No question at all..

Today saw another meeting of the British-Irish Intergovernmental Conference, and they released a joint comminqué [which I may return to later], but for now the more interesting detail is the emphasis in the reporting. Both the BBC and RTÉ lead with the news that Peter Hain’s not for blinking, although as previously mentioned, there may still be a little lee-way after the deadline, but it’s the follow-up in the reports that worth looking at more closely.According to the BBC report, both the Secretary of State for Wales and Northern Ireland Peter Hain and Irish Foreign Affairs Minister Dermot Ahern said in the press confernece afterwards that devloved government would require all parties signing up to policing –

They also both reiterated that if Northern Ireland is to have devolved government then all parties have to sign up to policing.

That does fit with Peter Hain’s previous answer at Northern Ireland Questions in the Commons on April 26

Mr. Hain: On the hon. Gentleman’s point about criminality, it is now clear that the Provisional IRA – and, therefore, its political link, Sinn Fein – is now committed to stamping out criminality and paramilitary activity. The only logical, sustainable long-term position for anyone seeking to perform parliamentary legislative duties or exercise ministerial office is to support the police. We will be working on that and encouraging Sinn Fein to do that.

But according to the RTÉ report, and they have a video report online[RealPlayer video] to prove it, Dermot Ahern is talking, in effect, about joint government decision-making as a Plan B –

Mr Ahern said that while both governments were firmly focused on restoring the institutions, if their efforts failed plan B would involve both governments taking decisions over the heads of elected representatives in the North, and that was something no one wanted.

It’s worth noting that the video report frames the decisions as taking place within meetings such as the Intergovernmental Conference.. however, it doesn’t necessarily fit with what Peter Hain has said in the Commons recently

On the supremacy, as it were, of the United Kingdom Government in the governance of Northern Ireland, I am happy to agree entirely with the hon. Gentleman. There is absolutely no question of joint authority or joint governance. There is plenty of scope, however, and the hon. Gentleman implied that he agreed with this, for practical co-operation, as provided for through the architecture of the Good Friday agreement, which was endorsed by the people of Northern Ireland, for cross-border co-operation in a number of areas—for example, on energy, the economy, child offending, and getting rid of unfair mobile phone roaming charges so that there is a single, all-Ireland rate. On those sorts of issues, and on many more, there is tremendous scope for future co-operation, much of which, indeed, is already taking place. But there is no question of joint authority.

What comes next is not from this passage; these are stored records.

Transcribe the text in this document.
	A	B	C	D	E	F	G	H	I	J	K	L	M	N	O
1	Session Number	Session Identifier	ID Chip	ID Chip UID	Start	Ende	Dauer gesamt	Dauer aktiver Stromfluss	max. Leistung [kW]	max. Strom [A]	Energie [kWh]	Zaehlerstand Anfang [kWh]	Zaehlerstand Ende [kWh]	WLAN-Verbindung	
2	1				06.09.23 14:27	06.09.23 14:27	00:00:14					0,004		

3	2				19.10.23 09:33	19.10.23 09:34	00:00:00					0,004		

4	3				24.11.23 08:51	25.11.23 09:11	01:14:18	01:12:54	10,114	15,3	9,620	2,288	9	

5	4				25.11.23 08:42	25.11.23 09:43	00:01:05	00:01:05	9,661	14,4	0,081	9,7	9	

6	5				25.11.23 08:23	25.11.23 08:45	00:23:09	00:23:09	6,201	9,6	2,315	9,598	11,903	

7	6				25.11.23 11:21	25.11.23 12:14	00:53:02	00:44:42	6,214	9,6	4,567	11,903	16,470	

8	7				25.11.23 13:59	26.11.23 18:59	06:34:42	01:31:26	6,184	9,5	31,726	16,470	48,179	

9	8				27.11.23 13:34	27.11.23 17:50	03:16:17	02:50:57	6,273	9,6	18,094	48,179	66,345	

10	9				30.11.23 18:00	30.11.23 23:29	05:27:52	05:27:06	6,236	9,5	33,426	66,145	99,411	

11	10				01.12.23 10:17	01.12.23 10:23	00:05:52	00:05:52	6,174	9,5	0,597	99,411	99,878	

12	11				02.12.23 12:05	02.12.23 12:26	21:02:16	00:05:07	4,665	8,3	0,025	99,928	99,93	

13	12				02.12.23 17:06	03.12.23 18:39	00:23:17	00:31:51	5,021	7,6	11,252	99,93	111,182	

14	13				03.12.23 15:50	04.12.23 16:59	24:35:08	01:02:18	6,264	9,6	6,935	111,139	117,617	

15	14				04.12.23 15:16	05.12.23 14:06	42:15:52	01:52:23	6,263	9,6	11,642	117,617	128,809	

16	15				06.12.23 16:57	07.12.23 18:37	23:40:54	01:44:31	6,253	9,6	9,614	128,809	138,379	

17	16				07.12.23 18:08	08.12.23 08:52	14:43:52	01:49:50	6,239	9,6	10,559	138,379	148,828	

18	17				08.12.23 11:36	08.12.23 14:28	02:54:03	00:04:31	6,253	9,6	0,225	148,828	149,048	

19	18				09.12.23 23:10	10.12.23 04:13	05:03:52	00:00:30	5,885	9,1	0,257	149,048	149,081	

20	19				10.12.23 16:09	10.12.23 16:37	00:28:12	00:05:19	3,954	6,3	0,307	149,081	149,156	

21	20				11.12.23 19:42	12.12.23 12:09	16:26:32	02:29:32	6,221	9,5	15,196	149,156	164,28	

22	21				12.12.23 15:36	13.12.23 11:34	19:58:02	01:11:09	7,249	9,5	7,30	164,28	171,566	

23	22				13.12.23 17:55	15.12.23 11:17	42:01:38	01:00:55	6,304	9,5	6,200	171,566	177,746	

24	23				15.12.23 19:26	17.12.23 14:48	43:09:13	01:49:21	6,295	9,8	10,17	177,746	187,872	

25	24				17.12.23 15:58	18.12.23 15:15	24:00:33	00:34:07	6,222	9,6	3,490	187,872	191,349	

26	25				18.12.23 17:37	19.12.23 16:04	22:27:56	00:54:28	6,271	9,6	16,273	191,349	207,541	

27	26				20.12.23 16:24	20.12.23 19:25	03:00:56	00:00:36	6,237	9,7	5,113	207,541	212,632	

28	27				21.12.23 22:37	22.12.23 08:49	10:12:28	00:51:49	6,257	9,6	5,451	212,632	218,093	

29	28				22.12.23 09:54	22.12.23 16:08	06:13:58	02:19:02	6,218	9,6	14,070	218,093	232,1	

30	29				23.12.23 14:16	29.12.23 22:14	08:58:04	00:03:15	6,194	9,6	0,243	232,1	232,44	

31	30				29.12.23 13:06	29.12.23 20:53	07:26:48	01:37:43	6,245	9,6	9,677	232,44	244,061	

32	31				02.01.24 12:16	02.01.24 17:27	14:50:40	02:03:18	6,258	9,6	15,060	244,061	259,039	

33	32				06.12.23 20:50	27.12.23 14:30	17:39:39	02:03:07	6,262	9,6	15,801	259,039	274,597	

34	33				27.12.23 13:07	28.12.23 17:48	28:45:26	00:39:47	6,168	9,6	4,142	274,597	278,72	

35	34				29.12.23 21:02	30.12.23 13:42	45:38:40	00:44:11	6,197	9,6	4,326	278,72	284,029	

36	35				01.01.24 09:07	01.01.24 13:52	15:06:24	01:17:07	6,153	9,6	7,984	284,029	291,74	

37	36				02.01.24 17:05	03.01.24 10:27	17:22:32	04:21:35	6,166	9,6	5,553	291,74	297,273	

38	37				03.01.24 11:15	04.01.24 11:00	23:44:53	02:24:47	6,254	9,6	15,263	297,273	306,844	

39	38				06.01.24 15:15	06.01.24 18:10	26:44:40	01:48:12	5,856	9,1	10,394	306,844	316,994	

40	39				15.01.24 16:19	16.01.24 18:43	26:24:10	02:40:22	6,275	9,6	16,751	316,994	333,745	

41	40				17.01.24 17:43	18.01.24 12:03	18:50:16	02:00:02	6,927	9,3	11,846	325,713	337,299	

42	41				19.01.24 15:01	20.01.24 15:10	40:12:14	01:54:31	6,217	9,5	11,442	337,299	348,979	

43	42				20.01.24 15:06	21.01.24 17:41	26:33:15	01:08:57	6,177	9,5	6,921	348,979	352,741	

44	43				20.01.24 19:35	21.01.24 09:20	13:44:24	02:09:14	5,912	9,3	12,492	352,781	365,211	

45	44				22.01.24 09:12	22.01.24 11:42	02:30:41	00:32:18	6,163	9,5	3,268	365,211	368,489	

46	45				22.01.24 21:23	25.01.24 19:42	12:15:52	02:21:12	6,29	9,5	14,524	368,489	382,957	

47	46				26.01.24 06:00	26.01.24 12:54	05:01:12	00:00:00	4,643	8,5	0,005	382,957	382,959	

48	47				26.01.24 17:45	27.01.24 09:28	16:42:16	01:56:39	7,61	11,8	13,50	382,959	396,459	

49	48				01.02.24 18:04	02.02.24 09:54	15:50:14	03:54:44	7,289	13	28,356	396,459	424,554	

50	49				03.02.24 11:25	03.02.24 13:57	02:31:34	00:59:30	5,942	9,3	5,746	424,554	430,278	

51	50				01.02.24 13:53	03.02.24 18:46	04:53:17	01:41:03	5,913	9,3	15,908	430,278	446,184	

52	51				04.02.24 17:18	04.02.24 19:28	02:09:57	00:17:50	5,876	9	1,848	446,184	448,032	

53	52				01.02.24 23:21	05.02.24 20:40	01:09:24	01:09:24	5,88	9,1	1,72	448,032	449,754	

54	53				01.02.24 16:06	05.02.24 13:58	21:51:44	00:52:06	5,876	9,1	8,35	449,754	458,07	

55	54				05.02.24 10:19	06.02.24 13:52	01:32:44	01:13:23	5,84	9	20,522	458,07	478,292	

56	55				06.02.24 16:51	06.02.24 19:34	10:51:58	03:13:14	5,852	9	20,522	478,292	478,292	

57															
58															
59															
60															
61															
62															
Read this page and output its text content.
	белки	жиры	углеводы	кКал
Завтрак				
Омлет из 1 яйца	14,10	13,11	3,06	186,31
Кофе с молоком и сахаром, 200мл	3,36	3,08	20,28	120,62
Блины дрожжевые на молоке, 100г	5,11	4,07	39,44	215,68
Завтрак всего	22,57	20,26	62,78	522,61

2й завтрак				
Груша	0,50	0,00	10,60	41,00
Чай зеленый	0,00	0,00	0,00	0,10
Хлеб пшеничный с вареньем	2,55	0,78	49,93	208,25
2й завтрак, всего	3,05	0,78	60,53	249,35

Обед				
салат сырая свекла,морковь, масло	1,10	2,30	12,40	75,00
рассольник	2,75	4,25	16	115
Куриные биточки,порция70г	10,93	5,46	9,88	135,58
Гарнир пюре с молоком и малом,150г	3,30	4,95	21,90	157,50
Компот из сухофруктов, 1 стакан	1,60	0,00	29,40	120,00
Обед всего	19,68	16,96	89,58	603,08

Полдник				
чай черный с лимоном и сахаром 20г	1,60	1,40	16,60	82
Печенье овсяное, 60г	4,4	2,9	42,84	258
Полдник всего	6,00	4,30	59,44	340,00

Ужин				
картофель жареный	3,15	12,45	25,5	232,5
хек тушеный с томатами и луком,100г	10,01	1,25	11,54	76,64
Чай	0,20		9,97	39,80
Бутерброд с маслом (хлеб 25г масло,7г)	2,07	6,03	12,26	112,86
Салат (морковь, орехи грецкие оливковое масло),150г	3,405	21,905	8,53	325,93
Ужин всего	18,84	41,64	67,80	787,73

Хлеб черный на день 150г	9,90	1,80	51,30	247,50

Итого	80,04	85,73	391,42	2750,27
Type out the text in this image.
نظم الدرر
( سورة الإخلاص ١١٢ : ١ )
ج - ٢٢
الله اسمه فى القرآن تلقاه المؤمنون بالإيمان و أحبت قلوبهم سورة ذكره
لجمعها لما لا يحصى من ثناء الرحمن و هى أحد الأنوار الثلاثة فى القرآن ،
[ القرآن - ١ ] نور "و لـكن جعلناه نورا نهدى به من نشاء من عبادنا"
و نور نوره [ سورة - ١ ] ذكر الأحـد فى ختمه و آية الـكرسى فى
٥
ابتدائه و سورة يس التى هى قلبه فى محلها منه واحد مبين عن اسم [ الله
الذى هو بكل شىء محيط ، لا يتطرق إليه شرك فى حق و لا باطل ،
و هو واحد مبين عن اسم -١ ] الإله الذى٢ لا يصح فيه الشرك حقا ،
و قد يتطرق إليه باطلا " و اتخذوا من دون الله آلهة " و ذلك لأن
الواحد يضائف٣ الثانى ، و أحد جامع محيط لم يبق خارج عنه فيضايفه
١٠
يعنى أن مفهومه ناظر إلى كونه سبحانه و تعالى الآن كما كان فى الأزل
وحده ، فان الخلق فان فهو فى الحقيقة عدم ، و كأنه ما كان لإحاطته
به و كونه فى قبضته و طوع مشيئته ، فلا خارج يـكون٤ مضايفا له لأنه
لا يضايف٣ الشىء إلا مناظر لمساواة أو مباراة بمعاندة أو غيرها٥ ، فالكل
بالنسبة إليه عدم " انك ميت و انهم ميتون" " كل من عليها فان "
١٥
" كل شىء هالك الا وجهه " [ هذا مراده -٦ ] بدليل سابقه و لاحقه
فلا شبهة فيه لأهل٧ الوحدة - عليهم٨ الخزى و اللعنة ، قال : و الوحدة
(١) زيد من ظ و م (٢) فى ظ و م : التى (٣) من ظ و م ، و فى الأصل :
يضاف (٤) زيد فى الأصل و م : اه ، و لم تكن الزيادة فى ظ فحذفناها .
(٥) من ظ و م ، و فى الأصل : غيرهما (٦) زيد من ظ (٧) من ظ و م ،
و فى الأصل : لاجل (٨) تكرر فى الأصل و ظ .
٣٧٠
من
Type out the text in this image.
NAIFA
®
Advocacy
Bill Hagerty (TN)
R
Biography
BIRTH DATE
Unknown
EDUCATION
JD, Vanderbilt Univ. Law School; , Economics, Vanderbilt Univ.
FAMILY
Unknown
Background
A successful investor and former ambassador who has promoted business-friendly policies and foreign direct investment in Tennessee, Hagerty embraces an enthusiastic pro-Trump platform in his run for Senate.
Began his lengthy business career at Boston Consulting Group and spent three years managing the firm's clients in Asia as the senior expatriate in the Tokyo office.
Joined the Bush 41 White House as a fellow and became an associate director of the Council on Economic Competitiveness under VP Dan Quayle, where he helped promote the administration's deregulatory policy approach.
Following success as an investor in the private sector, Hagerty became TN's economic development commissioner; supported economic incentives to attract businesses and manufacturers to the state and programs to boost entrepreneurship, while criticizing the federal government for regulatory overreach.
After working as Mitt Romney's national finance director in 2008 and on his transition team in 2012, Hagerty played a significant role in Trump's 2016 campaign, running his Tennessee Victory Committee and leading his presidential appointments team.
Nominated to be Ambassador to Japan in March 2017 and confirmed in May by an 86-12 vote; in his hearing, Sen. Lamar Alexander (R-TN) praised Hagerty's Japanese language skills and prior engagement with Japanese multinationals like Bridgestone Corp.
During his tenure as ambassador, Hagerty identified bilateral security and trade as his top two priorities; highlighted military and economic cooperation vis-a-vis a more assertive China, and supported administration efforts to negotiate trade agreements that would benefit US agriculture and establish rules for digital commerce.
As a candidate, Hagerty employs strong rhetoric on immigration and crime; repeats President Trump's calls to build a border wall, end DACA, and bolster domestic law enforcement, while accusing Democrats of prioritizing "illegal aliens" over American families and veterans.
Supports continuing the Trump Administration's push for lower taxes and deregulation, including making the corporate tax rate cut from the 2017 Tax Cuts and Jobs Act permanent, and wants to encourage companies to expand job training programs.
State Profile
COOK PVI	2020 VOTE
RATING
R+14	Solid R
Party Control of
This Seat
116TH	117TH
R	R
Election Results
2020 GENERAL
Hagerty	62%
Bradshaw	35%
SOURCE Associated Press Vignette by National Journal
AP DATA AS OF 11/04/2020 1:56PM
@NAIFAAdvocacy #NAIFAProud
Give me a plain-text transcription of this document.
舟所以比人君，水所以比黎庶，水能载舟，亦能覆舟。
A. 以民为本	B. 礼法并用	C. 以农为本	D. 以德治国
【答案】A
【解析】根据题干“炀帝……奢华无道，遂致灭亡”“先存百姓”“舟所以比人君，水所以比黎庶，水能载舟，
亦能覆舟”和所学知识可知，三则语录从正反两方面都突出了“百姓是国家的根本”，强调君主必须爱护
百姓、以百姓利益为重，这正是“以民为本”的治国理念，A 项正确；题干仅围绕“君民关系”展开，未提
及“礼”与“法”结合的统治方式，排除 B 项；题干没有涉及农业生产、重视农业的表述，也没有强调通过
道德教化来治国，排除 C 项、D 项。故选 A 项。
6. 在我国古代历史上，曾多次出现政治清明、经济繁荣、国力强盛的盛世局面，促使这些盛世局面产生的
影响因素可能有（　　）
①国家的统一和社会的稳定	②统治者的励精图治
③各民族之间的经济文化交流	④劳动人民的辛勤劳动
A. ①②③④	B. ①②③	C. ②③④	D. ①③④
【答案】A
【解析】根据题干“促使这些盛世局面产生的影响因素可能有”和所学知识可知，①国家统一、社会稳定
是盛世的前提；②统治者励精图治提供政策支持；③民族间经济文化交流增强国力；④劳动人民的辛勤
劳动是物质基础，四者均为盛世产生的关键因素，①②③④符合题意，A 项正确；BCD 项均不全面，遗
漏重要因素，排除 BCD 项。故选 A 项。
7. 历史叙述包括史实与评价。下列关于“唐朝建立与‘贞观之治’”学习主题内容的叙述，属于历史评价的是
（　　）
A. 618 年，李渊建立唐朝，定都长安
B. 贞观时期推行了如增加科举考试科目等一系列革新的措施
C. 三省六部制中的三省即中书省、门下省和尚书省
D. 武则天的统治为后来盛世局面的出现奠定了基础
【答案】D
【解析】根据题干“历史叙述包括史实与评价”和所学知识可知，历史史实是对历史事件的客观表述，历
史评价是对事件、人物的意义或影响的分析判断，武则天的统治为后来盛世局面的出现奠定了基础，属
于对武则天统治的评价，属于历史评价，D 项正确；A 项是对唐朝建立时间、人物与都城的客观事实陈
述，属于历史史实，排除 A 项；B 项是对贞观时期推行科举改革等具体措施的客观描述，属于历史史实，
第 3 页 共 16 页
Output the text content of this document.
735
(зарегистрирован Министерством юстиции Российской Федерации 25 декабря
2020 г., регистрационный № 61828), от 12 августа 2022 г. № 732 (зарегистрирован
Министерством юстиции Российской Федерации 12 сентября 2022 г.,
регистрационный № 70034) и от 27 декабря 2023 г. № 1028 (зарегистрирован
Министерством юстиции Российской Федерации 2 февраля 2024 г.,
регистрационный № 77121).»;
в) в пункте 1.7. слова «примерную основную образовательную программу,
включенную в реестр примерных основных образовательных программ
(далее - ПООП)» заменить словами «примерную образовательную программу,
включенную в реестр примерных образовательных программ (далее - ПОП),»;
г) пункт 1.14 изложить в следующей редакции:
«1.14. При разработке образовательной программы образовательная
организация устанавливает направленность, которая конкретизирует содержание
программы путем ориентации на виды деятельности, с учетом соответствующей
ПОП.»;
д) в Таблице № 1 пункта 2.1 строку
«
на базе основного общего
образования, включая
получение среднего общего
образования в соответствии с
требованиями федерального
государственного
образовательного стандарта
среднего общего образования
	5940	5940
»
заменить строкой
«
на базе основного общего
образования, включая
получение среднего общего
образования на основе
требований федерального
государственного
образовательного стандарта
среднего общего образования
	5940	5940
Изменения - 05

There is no question of that at all.

No question at all then…

In the meantime here’s what the Joint Comminqué has to say on what happens next –

Political Developments and the Way Ahead

The Conference reviewed political developments in the light of the recent statement made by the Taoiseach and the Prime Minister in Armagh setting out the Governments’ joint strategy for restoration of the devolved institutions in 2006.

The two Governments reiterated that their primary objective is the achievement of a fully functioning Executive and Assembly at the earliest opportunity and not later than the deadline of 24 November 2006. They urged the parties to grasp the opportunities in the coming weeks and months to work together to restore partnership government to Northern Ireland. They underlined their commitment to the Good Friday Agreement, as the indispensable framework for British-Irish relations, and confirmed their intention, in all circumstances, to ensure the Agreement is implemented to the fullest possible extent for the benefit of all communities.